ESA’s 25 years of telecom: interview with Carlo Elia
As ESA’s umbrella programme for telecom, ARTES, celebrates its 25th year, we will be examining why it was set up, how it and the European satcom environment have evolved, the opportunities and challenges that both face today, and what the future holds.
This week we spoke to Carlo Elia, Head of the Telecommunications Technologies, Products and Systems Department, who told us how his area supports Europe’s industry.
What achievements are you most proud of?
My department invests more than €100 million in our space industry’s product development every year, supporting the introduction of new innovative technologies that would otherwise not reach the market.
ScyLight is an excellent example of this.
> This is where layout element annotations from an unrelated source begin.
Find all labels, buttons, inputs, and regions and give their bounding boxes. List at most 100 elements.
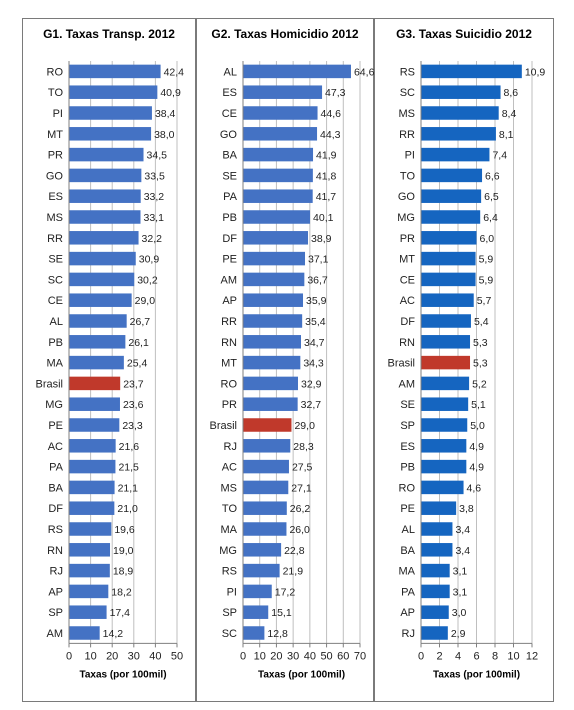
x-tick-label: 10 — [254, 650, 266, 662]
category-label: MG — [397, 212, 415, 224]
data-label: 47,3 — [325, 87, 346, 99]
category-label: RO — [47, 66, 64, 78]
bar — [69, 335, 126, 349]
bar — [421, 439, 467, 453]
category-label: AP — [48, 586, 63, 598]
category-label: Brasil — [209, 420, 237, 432]
data-label: 4,9 — [469, 462, 484, 474]
data-label: 38,4 — [155, 108, 176, 120]
x-tick-label: 2 — [436, 650, 442, 662]
bar — [421, 189, 482, 203]
category-label: CE — [48, 295, 63, 307]
data-label: 6,4 — [483, 212, 498, 224]
category-label: PR — [48, 150, 63, 162]
data-label: 21,0 — [117, 503, 138, 515]
category-label: GO — [398, 191, 416, 203]
x-tick-label: 8 — [492, 650, 498, 662]
data-label: 5,1 — [471, 399, 486, 411]
data-label: 32,9 — [301, 378, 322, 390]
category-label: MA — [221, 524, 238, 536]
data-label: 14,2 — [103, 628, 124, 640]
data-label: 23,3 — [122, 420, 143, 432]
category-label: TO — [48, 87, 64, 99]
category-label: AC — [400, 295, 415, 307]
category-label: RO — [399, 482, 416, 494]
data-label: 3,1 — [453, 586, 468, 598]
data-label: 17,4 — [110, 607, 131, 619]
category-label: AC — [222, 462, 237, 474]
bar — [69, 189, 141, 203]
category-label: TO — [400, 170, 416, 182]
bar — [243, 335, 301, 349]
category-label: MS — [47, 212, 64, 224]
data-label: 26,0 — [289, 524, 310, 536]
category-label: SE — [48, 254, 63, 266]
category-label: MT — [399, 254, 415, 266]
bar — [421, 231, 477, 245]
bar — [243, 543, 282, 557]
x-tick-label: 10 — [507, 650, 519, 662]
category-label: MS — [221, 482, 238, 494]
bar — [243, 522, 287, 536]
bar — [243, 210, 311, 224]
category-label: SP — [400, 420, 415, 432]
category-label: MT — [47, 129, 63, 141]
data-label: 30,9 — [139, 254, 160, 266]
category-label: ES — [48, 191, 63, 203]
chart-panel-g3: G3. Taxas Suicidio 2012 RS 10,9 SC 8,6 MS 8,4… — [374, 18, 554, 702]
data-label: 7,4 — [492, 150, 507, 162]
category-label: TO — [222, 503, 238, 515]
data-label: 32,7 — [301, 399, 322, 411]
bar — [243, 418, 292, 432]
bar — [243, 501, 287, 515]
bar — [69, 314, 127, 328]
chart-title: G3. Taxas Suicidio 2012 — [396, 27, 532, 41]
bar — [69, 522, 112, 536]
x-tick-label: 20 — [106, 650, 118, 662]
x-tick-label: 12 — [526, 650, 538, 662]
x-tick-label: 0 — [66, 650, 72, 662]
bar — [421, 168, 483, 183]
category-label: PI — [227, 586, 237, 598]
category-label: CE — [222, 108, 237, 120]
bar — [421, 376, 470, 391]
data-label: 30,2 — [137, 274, 158, 286]
bar — [69, 459, 116, 474]
category-label: RS — [222, 566, 237, 578]
category-label: PB — [48, 337, 63, 349]
category-label: MG — [219, 545, 237, 557]
data-label: 21,6 — [119, 441, 140, 453]
data-label: 12,8 — [267, 628, 288, 640]
data-label: 33,5 — [144, 170, 165, 182]
bar — [69, 85, 158, 99]
bar — [421, 522, 453, 536]
category-label: PA — [401, 586, 416, 598]
data-label: 6,0 — [480, 233, 495, 245]
data-label: 42,4 — [164, 66, 185, 78]
chart-g1-svg: RO 42,4 TO 40,9 PI 38,4 MT 38,0 PR 34,5 GO 33,5 ES 33… — [35, 61, 185, 680]
category-label: PE — [222, 254, 237, 266]
x-tick-label: 40 — [149, 650, 161, 662]
x-tick-label: 30 — [287, 650, 299, 662]
data-label: 22,8 — [284, 545, 305, 557]
category-label: SC — [400, 87, 415, 99]
x-tick-label: 50 — [171, 650, 183, 662]
bar — [69, 439, 116, 453]
data-label: 23,6 — [123, 399, 144, 411]
bar — [69, 543, 111, 557]
bar — [69, 501, 115, 515]
category-label: DF — [400, 316, 415, 328]
category-label: SP — [222, 607, 237, 619]
chart-g3-svg: RS 10,9 SC 8,6 MS 8,4 RR 8,1 PI 7,4 TO 6,6 GO 6,5 MG 6,… — [387, 61, 545, 680]
category-label: PA — [223, 191, 238, 203]
bar — [69, 418, 120, 432]
bar — [421, 480, 464, 495]
data-label: 18,9 — [113, 566, 134, 578]
bar — [69, 584, 109, 599]
category-label: MS — [399, 108, 416, 120]
category-label: AM — [399, 378, 416, 390]
bar — [421, 64, 522, 79]
data-label: 41,8 — [316, 170, 337, 182]
data-label: 33,2 — [144, 191, 165, 203]
bar — [69, 293, 132, 307]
It was created in 2016 as our dedicated optical communications programme to support what is now recognised as the next big step in satcom systems.
Additionally, we have initiated more than 20 public–private partnerships (PPPs) with many satellite operators and service providers. Our PPP model is recognised as the best mechanism to provide support across the value chain from technology innovation to market utilisation, and is now being replicated in other parts of the world, such as in the US between NASA and commercial entities.
The secret lies in the optimum risk allocation. Our approach sees ESA leading on the technology risk, while the private partner deals with the market risk.
Can you tell us about the opportunities and challenges facing you currently?
The Digital Transformation of business and society is coming, and will revolutionise all areas of both. ESA supports our industry’s ability to adapt, so they can be more agile and act more quickly when faced with rapid market changes.
Realistically, satcoms will represent a small percentage of the Digital Transformation, but that small slice is part of a considerably larger whole that will feature much deeper integration of satellites in telecommunications networks, particularly in the context of 5G. This will result in a much bigger total market than we support today.
What is your vision for your department?
There is little doubt that the current pressure on the conventional satcoms sector will lead to some consolidation, and there is a real opportunity for us to help build a better industry. The ‘New Space’ entrants to our sector are providing constructive disruption of an industry that has changed very little in the last 50 years.
However, we have to remember that many of the New Space companies still have to earn their first €, to emerge, learn and grow. There is a happy medium to be struck between ‘old’ and New Space, and that is what we at ESA are striving to support.
What is the most interesting innovation you’ve seen come from your activities?
There are many.
Programmatically, the most interesting innovations are in the new partnership schemes, such as megaconstellations. Here, ARTES support encompasses a variety of disciplines, from frequency sharing techniques to artificial intelligence autonomous operations, to debris management.
Using a variety of ARTES tools across transversal themes is something that has worked well and we are looking to replicate this in 5G, secure satcoms, and other areas.
Technically, the list is long, but perhaps the most interesting new area is the work we are supporting on Quantum Key Distribution via satellite and optical communications in general – both entirely new disciplines that we are helping to bring to market.